News - Joliet and Will County

Joliet gets more recycling service in new Waste Management contract

The Joliet City Council approved a new Waste Management contract on Tuesday.

JOLIET – Joliet residents in January will start getting weekly recycling pickup and “At Your Door” service for electronics and household hazardous wastes.

Those are two of the features in a 10-year contract with Waste Management approved by the City Council on Tuesday.

The contract does not bring back alley pickup lost by some residents in the last Waste Management contract seven years ago.

“Aside from that, this is a tremendous contract,” Mayor Bob O’Dekirk said. “We are paying less and getting more in return. I think this is an example of government working.”

The $133 million contract actually will cost the city less than it is paying now until the year 2024.

The city now pays a monthly unit price of $24.60, which reflects the contract cost per Joliet customer. In January, that price will go down to $21.70.

Unit cost reaches $24.55 in 2023 and then passes the current rate in 2024, when it goes to $25.16. In 2027, the last year of the contract, unit cost goes to $27.10.
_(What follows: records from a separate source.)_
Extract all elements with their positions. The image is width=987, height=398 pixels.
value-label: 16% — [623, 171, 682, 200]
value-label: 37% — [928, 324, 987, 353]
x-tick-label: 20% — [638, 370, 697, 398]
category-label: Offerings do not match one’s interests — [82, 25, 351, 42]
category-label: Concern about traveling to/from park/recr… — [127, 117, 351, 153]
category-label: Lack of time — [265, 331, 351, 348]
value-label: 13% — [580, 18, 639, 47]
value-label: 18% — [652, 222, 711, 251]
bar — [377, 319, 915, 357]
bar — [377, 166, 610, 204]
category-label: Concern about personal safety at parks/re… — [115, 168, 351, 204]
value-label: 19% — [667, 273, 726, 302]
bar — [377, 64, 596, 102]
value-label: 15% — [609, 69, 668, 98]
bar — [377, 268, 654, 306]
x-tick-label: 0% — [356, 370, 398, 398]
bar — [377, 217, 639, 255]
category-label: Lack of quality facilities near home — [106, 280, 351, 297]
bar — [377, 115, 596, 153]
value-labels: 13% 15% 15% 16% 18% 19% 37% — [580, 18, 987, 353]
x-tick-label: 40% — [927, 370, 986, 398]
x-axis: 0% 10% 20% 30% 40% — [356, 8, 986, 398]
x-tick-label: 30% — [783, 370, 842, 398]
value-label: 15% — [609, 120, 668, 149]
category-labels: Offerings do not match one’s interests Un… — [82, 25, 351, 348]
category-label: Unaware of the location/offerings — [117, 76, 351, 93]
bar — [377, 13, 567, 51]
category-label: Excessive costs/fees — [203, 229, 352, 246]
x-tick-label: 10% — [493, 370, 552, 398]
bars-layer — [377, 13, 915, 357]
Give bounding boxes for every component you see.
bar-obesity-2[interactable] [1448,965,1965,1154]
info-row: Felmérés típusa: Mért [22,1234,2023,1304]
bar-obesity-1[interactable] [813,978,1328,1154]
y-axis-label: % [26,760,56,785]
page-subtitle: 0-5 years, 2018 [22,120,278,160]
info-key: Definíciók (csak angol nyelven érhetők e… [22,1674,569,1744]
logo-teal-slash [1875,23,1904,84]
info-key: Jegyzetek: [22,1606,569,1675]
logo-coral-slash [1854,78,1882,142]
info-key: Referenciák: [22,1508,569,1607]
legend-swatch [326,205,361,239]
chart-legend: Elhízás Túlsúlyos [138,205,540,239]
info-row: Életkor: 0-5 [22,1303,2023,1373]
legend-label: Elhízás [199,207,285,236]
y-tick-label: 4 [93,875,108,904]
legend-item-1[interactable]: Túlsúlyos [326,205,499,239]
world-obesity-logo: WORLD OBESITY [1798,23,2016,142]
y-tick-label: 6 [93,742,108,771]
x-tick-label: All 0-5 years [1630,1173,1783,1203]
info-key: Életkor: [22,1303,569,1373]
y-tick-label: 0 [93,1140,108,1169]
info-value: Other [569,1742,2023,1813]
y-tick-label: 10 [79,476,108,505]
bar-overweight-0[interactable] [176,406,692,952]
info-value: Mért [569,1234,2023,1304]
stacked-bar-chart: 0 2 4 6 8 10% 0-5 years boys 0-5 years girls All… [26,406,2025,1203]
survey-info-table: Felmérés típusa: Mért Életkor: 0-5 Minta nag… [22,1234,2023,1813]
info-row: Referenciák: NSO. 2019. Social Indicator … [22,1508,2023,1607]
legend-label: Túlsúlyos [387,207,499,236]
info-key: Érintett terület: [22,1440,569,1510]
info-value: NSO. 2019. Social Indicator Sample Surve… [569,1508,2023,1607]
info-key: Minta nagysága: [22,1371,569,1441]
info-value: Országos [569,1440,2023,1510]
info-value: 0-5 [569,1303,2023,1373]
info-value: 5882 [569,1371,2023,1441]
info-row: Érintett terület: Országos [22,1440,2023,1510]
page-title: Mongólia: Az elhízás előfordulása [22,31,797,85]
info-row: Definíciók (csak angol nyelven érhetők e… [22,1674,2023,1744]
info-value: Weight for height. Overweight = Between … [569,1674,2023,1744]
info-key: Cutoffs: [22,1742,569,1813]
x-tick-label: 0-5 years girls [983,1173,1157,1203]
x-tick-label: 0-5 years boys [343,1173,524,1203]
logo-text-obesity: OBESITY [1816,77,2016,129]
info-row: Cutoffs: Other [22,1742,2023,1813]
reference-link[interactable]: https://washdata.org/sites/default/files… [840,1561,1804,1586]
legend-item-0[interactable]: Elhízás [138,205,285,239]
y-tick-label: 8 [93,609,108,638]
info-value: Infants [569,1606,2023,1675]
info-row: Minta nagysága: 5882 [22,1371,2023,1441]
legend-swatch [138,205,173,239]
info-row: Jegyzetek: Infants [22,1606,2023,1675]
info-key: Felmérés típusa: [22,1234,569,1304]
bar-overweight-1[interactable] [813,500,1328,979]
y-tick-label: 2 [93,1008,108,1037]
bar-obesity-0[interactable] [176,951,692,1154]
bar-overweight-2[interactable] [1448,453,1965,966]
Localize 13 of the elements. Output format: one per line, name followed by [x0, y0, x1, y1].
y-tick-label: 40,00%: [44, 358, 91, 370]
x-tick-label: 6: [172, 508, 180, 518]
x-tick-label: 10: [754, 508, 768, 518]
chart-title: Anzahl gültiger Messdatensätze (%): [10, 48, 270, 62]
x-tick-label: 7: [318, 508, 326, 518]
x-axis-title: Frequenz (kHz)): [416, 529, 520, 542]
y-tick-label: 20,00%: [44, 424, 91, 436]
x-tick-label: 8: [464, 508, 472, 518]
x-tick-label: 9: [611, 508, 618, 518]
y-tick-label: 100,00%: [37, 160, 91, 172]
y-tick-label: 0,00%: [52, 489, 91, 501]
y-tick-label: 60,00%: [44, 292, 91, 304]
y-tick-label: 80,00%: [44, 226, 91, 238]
The cost to the city is not the same as what residents pay.

Residents pay $25.20 a month ($19.20 for seniors) for garbage service to the city, which then pays Waste Management.

Residents will not lose any services.

They will gain weekly recycling pickup, which Councilman Larry Hug said people have been “screaming for.” Waste Management now picks up recyclables every two weeks.

Residents also will get the “At Your Door” service provided by Waste Management, which picks up electronics and household waste at the front door when customers ask for it.

The city now has no household service for electronics, which cannot be put out with the garbage, and no service at all for household hazardous wastes. Joliet does provide a central site for electronics recycling that is open periodically.

Waste Management in the last contract stopped alley pickup in all areas except those where it was determined that street parking was too dense for curbside pickup. O’Dekirk and Councilwoman Jan Quillman said residents have wanted it back.

Interim City Manager Marty Shanahan said the staff committee that worked on the contract did not recommend a return to alley pickup because of an estimated $6 million cost to the city to make alleys truck-ready.

“We’d essentially have to turn them into roadways because of the trucks – the garbage trucks,” Shanahan said.

Shanahan said alley pickup would have added $1.17 to the unit cost in the contract.

Waste Management bid against Republic Services for the contract.

The Republic bid was a $175 million proposal that would have started at a unit cost of $27.84 next year and gone to $36.35 in 2027.

“We’re going to average less per month over the 10 years than we currently pay,” Hug said. “That was accomplished through the bidding process.”